Electromagnetic emission from plasma with counter-streaming electron beams in the regime of oblique instability dominance

TL;DR

This paper investigates electromagnetic emission from counter-streaming electron beams in plasma, demonstrating high efficiency radiation generation near the second harmonic of plasma frequency through oblique instability dominance, using simulations and linear theory.

Contribution

It introduces a new understanding of efficient electromagnetic emission in plasma with counter-streaming beams driven by oblique instability, supported by simulations and theoretical analysis.

Findings

High beam-to-radiation conversion efficiency achieved

Radiation generated near the second harmonic of plasma frequency

Efficiency and spectrum independent of beam thickness

Abstract

The problem of electromagnetic emission generation in plasma with electron beams is relevant both for practical applications and for interpretation of radio emission processes in astrophysical systems.
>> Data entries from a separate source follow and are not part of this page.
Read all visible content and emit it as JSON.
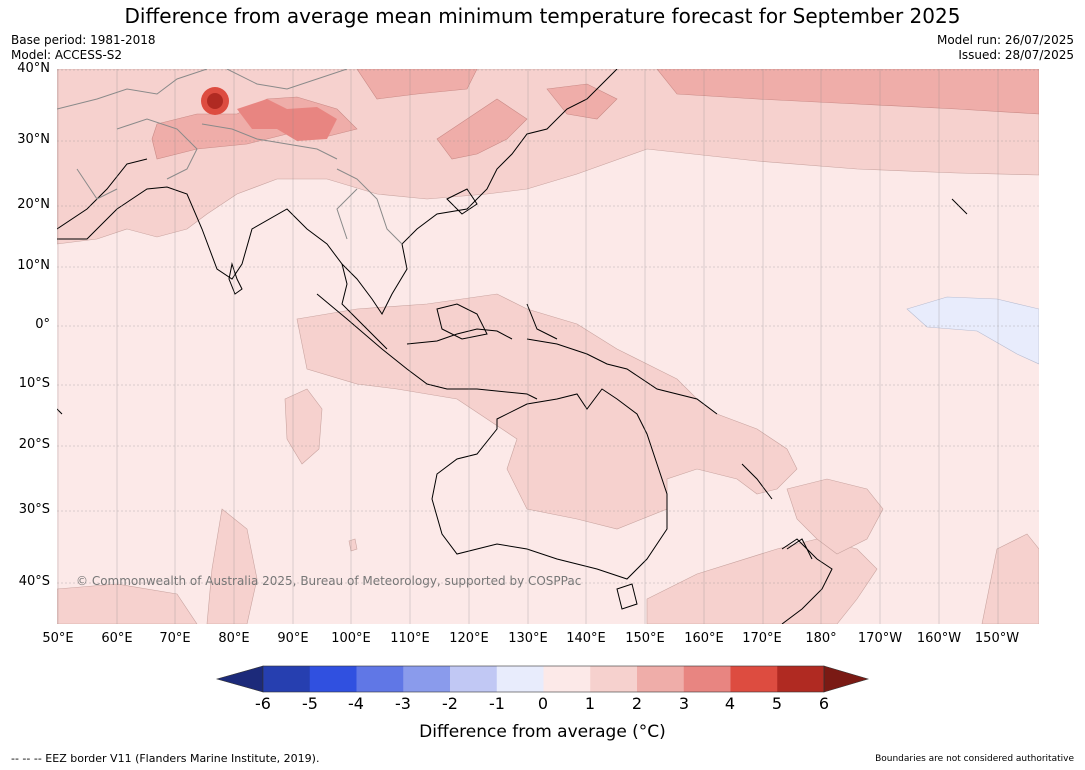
{
  "title": "Difference from average mean minimum temperature forecast for September 2025",
  "base_period": "Base period: 1981-2018",
  "model": "Model: ACCESS-S2",
  "model_run": "Model run: 26/07/2025",
  "issued": "Issued: 28/07/2025",
  "copyright": "© Commonwealth of Australia 2025, Bureau of Meteorology, supported by COSPPac",
  "lat_labels": [
    "40°N",
    "30°N",
    "20°N",
    "10°N",
    "0°",
    "10°S",
    "20°S",
    "30°S",
    "40°S"
  ],
  "lon_labels": [
    "50°E",
    "60°E",
    "70°E",
    "80°E",
    "90°E",
    "100°E",
    "110°E",
    "120°E",
    "130°E",
    "140°E",
    "150°E",
    "160°E",
    "170°E",
    "180°",
    "170°W",
    "160°W",
    "150°W"
  ],
  "colorbar": {
    "ticks": [
      "-6",
      "-5",
      "-4",
      "-3",
      "-2",
      "-1",
      "0",
      "1",
      "2",
      "3",
      "4",
      "5",
      "6"
    ],
    "colors": [
      "#1c2a7a",
      "#263fb0",
      "#3050e0",
      "#6077e6",
      "#8a9bec",
      "#c1c8f4",
      "#e8ecfc",
      "#fce9e8",
      "#f6d1ce",
      "#efada9",
      "#e88581",
      "#dd4c40",
      "#b02a22",
      "#7a1a14"
    ],
    "label": "Difference from average (°C)"
  },
  "footer_left": "-- -- -- EEZ border V11 (Flanders Marine Institute, 2019).",
  "footer_right": "Boundaries are not considered authoritative"
}
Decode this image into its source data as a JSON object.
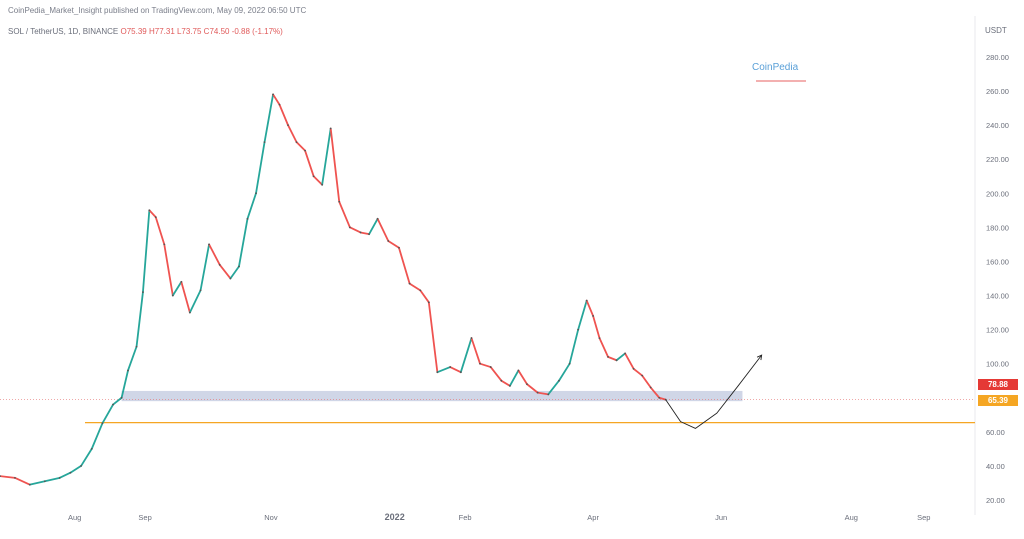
{
  "header": {
    "publisher": "CoinPedia_Market_Insight published on TradingView.com, May 09, 2022 06:50 UTC",
    "symbol": "SOL / TetherUS, 1D, BINANCE",
    "ohlc": "O75.39 H77.31 L73.75 C74.50 -0.88 (-1.17%)"
  },
  "watermark": {
    "logo_text": "CoinPedia"
  },
  "axis_unit": "USDT",
  "price_tags": {
    "current": "78.88",
    "support": "65.39"
  },
  "colors": {
    "up": "#26a69a",
    "down": "#ef5350",
    "support_line": "#f5a623",
    "zone": "#c8cfe3",
    "current_line": "#e57373",
    "projection": "#222222"
  },
  "chart_data": {
    "type": "line",
    "title": "SOL / TetherUS, 1D, BINANCE",
    "xlabel": "",
    "ylabel": "USDT",
    "x_ticks": [
      "Aug",
      "Sep",
      "Nov",
      "2022",
      "Feb",
      "Apr",
      "Jun",
      "Aug",
      "Sep"
    ],
    "y_ticks": [
      "280.00",
      "260.00",
      "240.00",
      "220.00",
      "200.00",
      "180.00",
      "160.00",
      "140.00",
      "120.00",
      "100.00",
      "80.00",
      "60.00",
      "40.00",
      "20.00"
    ],
    "ylim": [
      20,
      287
    ],
    "x_range": [
      "2021-07-01",
      "2022-10-01"
    ],
    "grid": false,
    "series": [
      {
        "values": [
          [
            "2021-07-01",
            34
          ],
          [
            "2021-07-08",
            33
          ],
          [
            "2021-07-15",
            29
          ],
          [
            "2021-07-22",
            31
          ],
          [
            "2021-07-29",
            33
          ],
          [
            "2021-08-03",
            36
          ],
          [
            "2021-08-08",
            40
          ],
          [
            "2021-08-13",
            50
          ],
          [
            "2021-08-18",
            65
          ],
          [
            "2021-08-23",
            76
          ],
          [
            "2021-08-27",
            80
          ],
          [
            "2021-08-30",
            96
          ],
          [
            "2021-09-03",
            110
          ],
          [
            "2021-09-06",
            142
          ],
          [
            "2021-09-09",
            190
          ],
          [
            "2021-09-12",
            186
          ],
          [
            "2021-09-16",
            170
          ],
          [
            "2021-09-20",
            140
          ],
          [
            "2021-09-24",
            148
          ],
          [
            "2021-09-28",
            130
          ],
          [
            "2021-10-03",
            143
          ],
          [
            "2021-10-07",
            170
          ],
          [
            "2021-10-12",
            158
          ],
          [
            "2021-10-17",
            150
          ],
          [
            "2021-10-21",
            157
          ],
          [
            "2021-10-25",
            185
          ],
          [
            "2021-10-29",
            200
          ],
          [
            "2021-11-02",
            230
          ],
          [
            "2021-11-06",
            258
          ],
          [
            "2021-11-09",
            252
          ],
          [
            "2021-11-13",
            240
          ],
          [
            "2021-11-17",
            230
          ],
          [
            "2021-11-21",
            225
          ],
          [
            "2021-11-25",
            210
          ],
          [
            "2021-11-29",
            205
          ],
          [
            "2021-12-03",
            238
          ],
          [
            "2021-12-07",
            195
          ],
          [
            "2021-12-12",
            180
          ],
          [
            "2021-12-17",
            177
          ],
          [
            "2021-12-21",
            176
          ],
          [
            "2021-12-25",
            185
          ],
          [
            "2021-12-30",
            172
          ],
          [
            "2022-01-04",
            168
          ],
          [
            "2022-01-09",
            147
          ],
          [
            "2022-01-14",
            143
          ],
          [
            "2022-01-18",
            136
          ],
          [
            "2022-01-22",
            95
          ],
          [
            "2022-01-28",
            98
          ],
          [
            "2022-02-02",
            95
          ],
          [
            "2022-02-07",
            115
          ],
          [
            "2022-02-11",
            100
          ],
          [
            "2022-02-16",
            98
          ],
          [
            "2022-02-21",
            90
          ],
          [
            "2022-02-25",
            87
          ],
          [
            "2022-03-01",
            96
          ],
          [
            "2022-03-05",
            88
          ],
          [
            "2022-03-10",
            83
          ],
          [
            "2022-03-15",
            82
          ],
          [
            "2022-03-20",
            90
          ],
          [
            "2022-03-25",
            100
          ],
          [
            "2022-03-29",
            120
          ],
          [
            "2022-04-02",
            137
          ],
          [
            "2022-04-05",
            128
          ],
          [
            "2022-04-08",
            115
          ],
          [
            "2022-04-12",
            104
          ],
          [
            "2022-04-16",
            102
          ],
          [
            "2022-04-20",
            106
          ],
          [
            "2022-04-24",
            97
          ],
          [
            "2022-04-28",
            93
          ],
          [
            "2022-05-02",
            86
          ],
          [
            "2022-05-06",
            80
          ],
          [
            "2022-05-09",
            78.88
          ]
        ]
      }
    ],
    "projection": [
      [
        "2022-05-09",
        78.88
      ],
      [
        "2022-05-16",
        66
      ],
      [
        "2022-05-23",
        62
      ],
      [
        "2022-06-02",
        71
      ],
      [
        "2022-06-12",
        87
      ],
      [
        "2022-06-23",
        105
      ]
    ],
    "support_zone": {
      "x": [
        "2021-08-27",
        "2022-06-14"
      ],
      "y": [
        78,
        84
      ]
    },
    "support_level": 65.39,
    "current_price": 78.88
  }
}
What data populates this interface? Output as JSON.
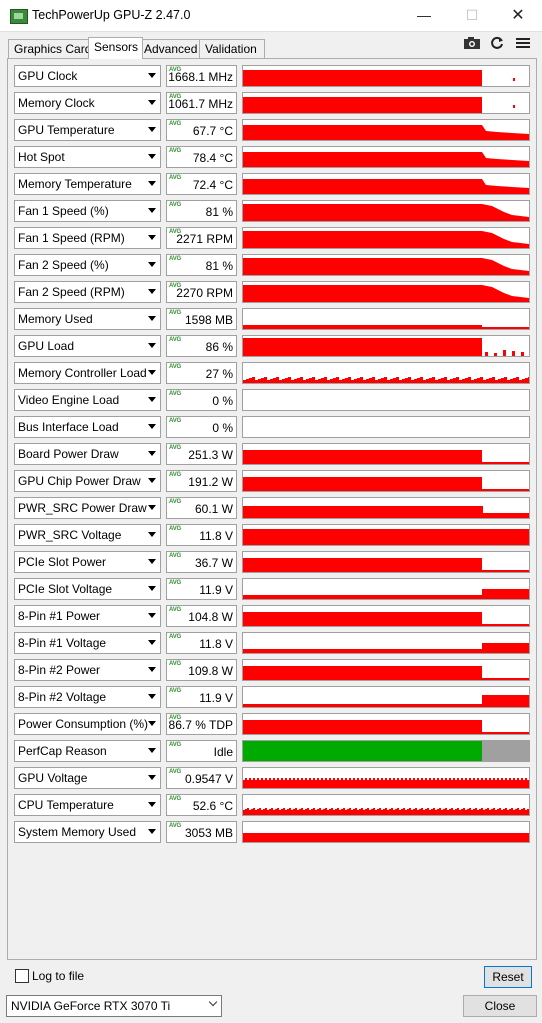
{
  "window": {
    "title": "TechPowerUp GPU-Z 2.47.0"
  },
  "tabs": [
    "Graphics Card",
    "Sensors",
    "Advanced",
    "Validation"
  ],
  "active_tab": "Sensors",
  "avg_badge": "AVG",
  "sensors": [
    {
      "name": "GPU Clock",
      "value": "1668.1 MHz"
    },
    {
      "name": "Memory Clock",
      "value": "1061.7 MHz"
    },
    {
      "name": "GPU Temperature",
      "value": "67.7 °C"
    },
    {
      "name": "Hot Spot",
      "value": "78.4 °C"
    },
    {
      "name": "Memory Temperature",
      "value": "72.4 °C"
    },
    {
      "name": "Fan 1 Speed (%)",
      "value": "81 %"
    },
    {
      "name": "Fan 1 Speed (RPM)",
      "value": "2271 RPM"
    },
    {
      "name": "Fan 2 Speed (%)",
      "value": "81 %"
    },
    {
      "name": "Fan 2 Speed (RPM)",
      "value": "2270 RPM"
    },
    {
      "name": "Memory Used",
      "value": "1598 MB"
    },
    {
      "name": "GPU Load",
      "value": "86 %"
    },
    {
      "name": "Memory Controller Load",
      "value": "27 %"
    },
    {
      "name": "Video Engine Load",
      "value": "0 %"
    },
    {
      "name": "Bus Interface Load",
      "value": "0 %"
    },
    {
      "name": "Board Power Draw",
      "value": "251.3 W"
    },
    {
      "name": "GPU Chip Power Draw",
      "value": "191.2 W"
    },
    {
      "name": "PWR_SRC Power Draw",
      "value": "60.1 W"
    },
    {
      "name": "PWR_SRC Voltage",
      "value": "11.8 V"
    },
    {
      "name": "PCIe Slot Power",
      "value": "36.7 W"
    },
    {
      "name": "PCIe Slot Voltage",
      "value": "11.9 V"
    },
    {
      "name": "8-Pin #1 Power",
      "value": "104.8 W"
    },
    {
      "name": "8-Pin #1 Voltage",
      "value": "11.8 V"
    },
    {
      "name": "8-Pin #2 Power",
      "value": "109.8 W"
    },
    {
      "name": "8-Pin #2 Voltage",
      "value": "11.9 V"
    },
    {
      "name": "Power Consumption (%)",
      "value": "86.7 % TDP"
    },
    {
      "name": "PerfCap Reason",
      "value": "Idle"
    },
    {
      "name": "GPU Voltage",
      "value": "0.9547 V"
    },
    {
      "name": "CPU Temperature",
      "value": "52.6 °C"
    },
    {
      "name": "System Memory Used",
      "value": "3053 MB"
    }
  ],
  "footer": {
    "log_label": "Log to file",
    "reset_label": "Reset",
    "gpu_select": "NVIDIA GeForce RTX 3070 Ti",
    "close_label": "Close"
  },
  "colors": {
    "graph": "#ff0000",
    "perfcap_active": "#00aa00",
    "perfcap_idle": "#a0a0a0"
  }
}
In this work, we consider the case of counter-propagating electron beams injection into plasma. Such systems may occur in cosmic plasma in the case of closely spaced particle acceleration regions, and they can also be implemented in laboratory facilities. Using particle-in-cell numerical simulations, we have shown that high beam-to-radiation conversion efficiency can be achieved in the case when beams excite small scale oblique plasma oscillations. In this case, the radiation is generated in the vicinity of the second harmonic of the plasma frequency. For such waves the surrounding plasma is transparent. It has been found that the efficiency and spectrum of the radiation are not dependent on the thickness of the beams. It has been also shown that parameters of the system necessary for efficient radiation generation by the discussed mechanism can be found using the exact linear theory of beam-plasma instability.